To finish out 2008, the Gagosian Gallery Rome presented "Quid Pro Quo" by Lawrence Weiner, my favorite show since the gallery opened in 2007. The opening party was crowded as usual but slightly more subdued, seeming more intellectual than glamorous for once, no doubt due to the artist’s Conceptual Art pedigree. Weiner installed two wall drawings in the gallery’s elegant oval central space, scattering his signature block-letter phrases through the gallery in swooping, almost decorative arabesques.
Weiner had arrived a only few days earlier to supervise the installation, but he clearly knows Rome well, well enough to treat lightly something so grand. He spelled out "3 COINS & A FOUNTAIN," for instance, in red letters that span the narrow strips of wall between five tall windows. The text ringing the room at baseboard level is more erudite: Virgil’s "si parva licet componere magnis," or "if one dares compare the small with the great," which has been called the theme of the Aeneid.
The Roman context, in fact, gives Weiner’s work, with its simple oppositions and variables, an uncanny historical resonance. "Quid pro quo," indeed.
Eight framed drawings are also on view in a back room, enough to save Larry Gagosian’s reputation as a dealer with commercial intentions. However, at this point Gagosian probably realizes that it is easier to invite Roman collectors for dinner at Dal Bolognese than to sell them art.

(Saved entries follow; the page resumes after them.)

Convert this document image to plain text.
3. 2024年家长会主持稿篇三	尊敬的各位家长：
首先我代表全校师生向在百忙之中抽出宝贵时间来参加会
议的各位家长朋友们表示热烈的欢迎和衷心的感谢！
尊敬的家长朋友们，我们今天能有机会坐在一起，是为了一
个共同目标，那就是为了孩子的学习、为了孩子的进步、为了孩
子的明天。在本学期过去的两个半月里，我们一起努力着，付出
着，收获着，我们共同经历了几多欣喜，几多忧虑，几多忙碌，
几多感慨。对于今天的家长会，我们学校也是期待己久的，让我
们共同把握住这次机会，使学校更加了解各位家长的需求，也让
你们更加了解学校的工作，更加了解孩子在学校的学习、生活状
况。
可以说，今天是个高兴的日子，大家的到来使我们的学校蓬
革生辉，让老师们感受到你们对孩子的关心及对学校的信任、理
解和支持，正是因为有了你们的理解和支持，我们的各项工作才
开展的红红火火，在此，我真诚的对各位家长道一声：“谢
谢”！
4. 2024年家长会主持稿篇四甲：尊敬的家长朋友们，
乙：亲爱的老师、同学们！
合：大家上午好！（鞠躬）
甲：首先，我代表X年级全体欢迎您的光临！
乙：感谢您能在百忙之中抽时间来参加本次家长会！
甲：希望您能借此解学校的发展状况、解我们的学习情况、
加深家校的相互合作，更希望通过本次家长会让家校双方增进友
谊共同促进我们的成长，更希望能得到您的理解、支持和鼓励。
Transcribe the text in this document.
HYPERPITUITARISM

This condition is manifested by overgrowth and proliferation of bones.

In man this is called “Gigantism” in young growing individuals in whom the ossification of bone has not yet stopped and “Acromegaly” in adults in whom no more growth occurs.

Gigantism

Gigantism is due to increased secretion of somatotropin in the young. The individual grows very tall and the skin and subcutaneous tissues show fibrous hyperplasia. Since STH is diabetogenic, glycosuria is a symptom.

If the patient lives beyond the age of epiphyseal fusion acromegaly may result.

In any case, Weiner is not an artist from Gagosian’s stable but he agreed to do this show because he doesn’t have a gallery representing his works in Rome. Weiner collaborates with many galleries around the world but he has an old-school tendency to be faithful to his dealers and he has said that he will only work with the Roman branch of the multinational Gagosian Gallery.
Long-limbed, naturally elegant, with an archaic beard and knowing look, Weiner was clearly inspired by the ancient history of Rome with its seven mythological hills and its legendary Trevi Fountain. But when I asked Weiner what Rome and Italy really meant for him, he replied, "Nothing! Being here for me is like being in Germany or in France."
He continued talking about the Italian contemporary art world and it soon became evident to me just how informed he is. "Here everybody complains about the lack of support from the government, but all Italian art needs is a little bit of trust from the art people about what their kids are doing." I was happy to discover that Weiner thinks my native country has undervalued talent, but sad to find out that even abroad, Italians are seen as "people who complain about being miserable, then go for a three-month holiday."
Weiner implied that history wasn’t all that important to him. Rather, he said he chose these Latin quotations because they seemed so contemporary. "Art is about sensuality, not about remembering," Weiner said. "The only context an artist wants is now." Suddenly, his astute observation rendered the entire gallery and his own work somehow useless.
I now understand that Lawrence is digging into the past, seeking ancient emotions that don’t necessarily exist anymore. This work is not about ancient Rome. Nor is it about history, nor inspiration. The power that emerges from this installation is nostalgia for emotions that Weiner felt long ago, maybe in another life or perhaps in a dream. These are now prisoners of his deep, sparkling eyes.
At the opening, Roman dealer Pio Monti joked to Weiner that "a man without a beard is like a woman with a beard." The charming man with a beard, with tender but strong eyes, a bit weary from too much walking around Rome, seemed to look forward to returning to his five-star room at the Hotel Hassler nearby -- "The most beautiful room I ever had in Rome!" -- to get some rest, before continuing his journey toward a new destination.
Lawrence Weiner, "Quid pro Quo," Nov. 21, 2008-Jan. 17, 2009, at Gagosian Gallery, Via Francesco Crispi 16, 00187 Rome.
LAVINIA FILIPPI is an art critic based in Rome.